Not many people step outside
their comfort zone. The same thing over
and over again is what they want—and need. Ordering a pizza with peppers and mushrooms
and onions, for example, instead of
one with pepperoni (or vice versa) is ordinarily well outside most people’s comfort zone. When they head to an Italian restaurant, it’s
always the same one they go to, and most often they order the same
thing from the menu. It's the comfort zone. Again and again.
And you can’t argue these people into a broader experience. They aren’t happy when you ask if they want to try that Italian joint on the other side of town for a change. Okay, they might reply cautiously, but in their hearts they worry about venturing out past their comfort zone. What will it cost? What if I don’t like the spaghetti sauce? Do they have a salad bar? My God! What about my food allergies?! No, maybe we ought to stick to Mama’s Restaurant, they weasel, tonight's the spaghetti and meatball special.
An extension to these observations about the Italian Food
Comfort Zone is that trying different Italian restaurants is at least theoretically possible for most people, no matter how
unlikely, while more exotic foods are totally out of the question, like Thai or
Indian or Japanese. Maybe even
Mexican. All too spicy in one way or
another. No siree, thank you very much. I think I'll just stick with Mama's spaghetti and meatballs.
Physically heading off to Italy for a vacation is just as out of the question for most people, just as outside their comfort zone, as going to the moon—and going “on your own” instead of on a Parillo Tour of Venice, Florence, and Rome, is more or less like intergalactic space travel, utterly absurd, if not absolutely impossible. But traveling on our own to Italy for three or four weeks at a time is precisely what my courageous and beautiful wife has had us do half a dozen times over the past twenty years or so. And on top of that, we've been on dozens of other tours and "on your own" vacations, both domestically and internationally.
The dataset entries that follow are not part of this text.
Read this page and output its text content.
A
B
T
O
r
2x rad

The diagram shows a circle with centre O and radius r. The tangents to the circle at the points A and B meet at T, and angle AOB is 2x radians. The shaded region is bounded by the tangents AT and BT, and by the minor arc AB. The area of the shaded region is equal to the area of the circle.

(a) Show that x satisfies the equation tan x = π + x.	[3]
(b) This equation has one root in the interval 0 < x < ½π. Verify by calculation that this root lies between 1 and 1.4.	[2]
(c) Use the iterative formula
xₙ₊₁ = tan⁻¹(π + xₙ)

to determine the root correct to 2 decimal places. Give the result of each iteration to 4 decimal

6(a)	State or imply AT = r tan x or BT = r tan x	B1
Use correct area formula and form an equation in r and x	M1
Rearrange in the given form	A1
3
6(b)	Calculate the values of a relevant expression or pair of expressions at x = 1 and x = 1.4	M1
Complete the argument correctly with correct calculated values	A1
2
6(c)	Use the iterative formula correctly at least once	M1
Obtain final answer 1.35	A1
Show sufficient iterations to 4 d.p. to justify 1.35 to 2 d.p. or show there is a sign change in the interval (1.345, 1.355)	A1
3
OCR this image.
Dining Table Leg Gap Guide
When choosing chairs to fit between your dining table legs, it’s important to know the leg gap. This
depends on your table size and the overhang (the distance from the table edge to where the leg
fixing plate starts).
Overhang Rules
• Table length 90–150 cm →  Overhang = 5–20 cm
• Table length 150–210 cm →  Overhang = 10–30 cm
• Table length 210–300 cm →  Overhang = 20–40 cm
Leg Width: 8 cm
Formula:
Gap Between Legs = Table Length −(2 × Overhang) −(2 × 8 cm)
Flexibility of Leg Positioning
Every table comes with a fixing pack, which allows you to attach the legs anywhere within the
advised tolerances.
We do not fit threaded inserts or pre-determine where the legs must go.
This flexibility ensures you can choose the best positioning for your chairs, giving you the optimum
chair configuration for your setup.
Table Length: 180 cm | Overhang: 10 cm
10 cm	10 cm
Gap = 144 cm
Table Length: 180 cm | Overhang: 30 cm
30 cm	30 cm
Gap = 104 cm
At first, I admit, all that travel was well beyond my own comfort zone, but gradually I came to like the adventures—and so I actually broadened my comfort zone. Frankly, I didn't think that was possible for me to do. These days, a quarter century and a million air miles later, I feel sort of like a one-time adventurer gone to pension (though not to pasture), the Han Solo of my retirement community. I'm comfortable with that.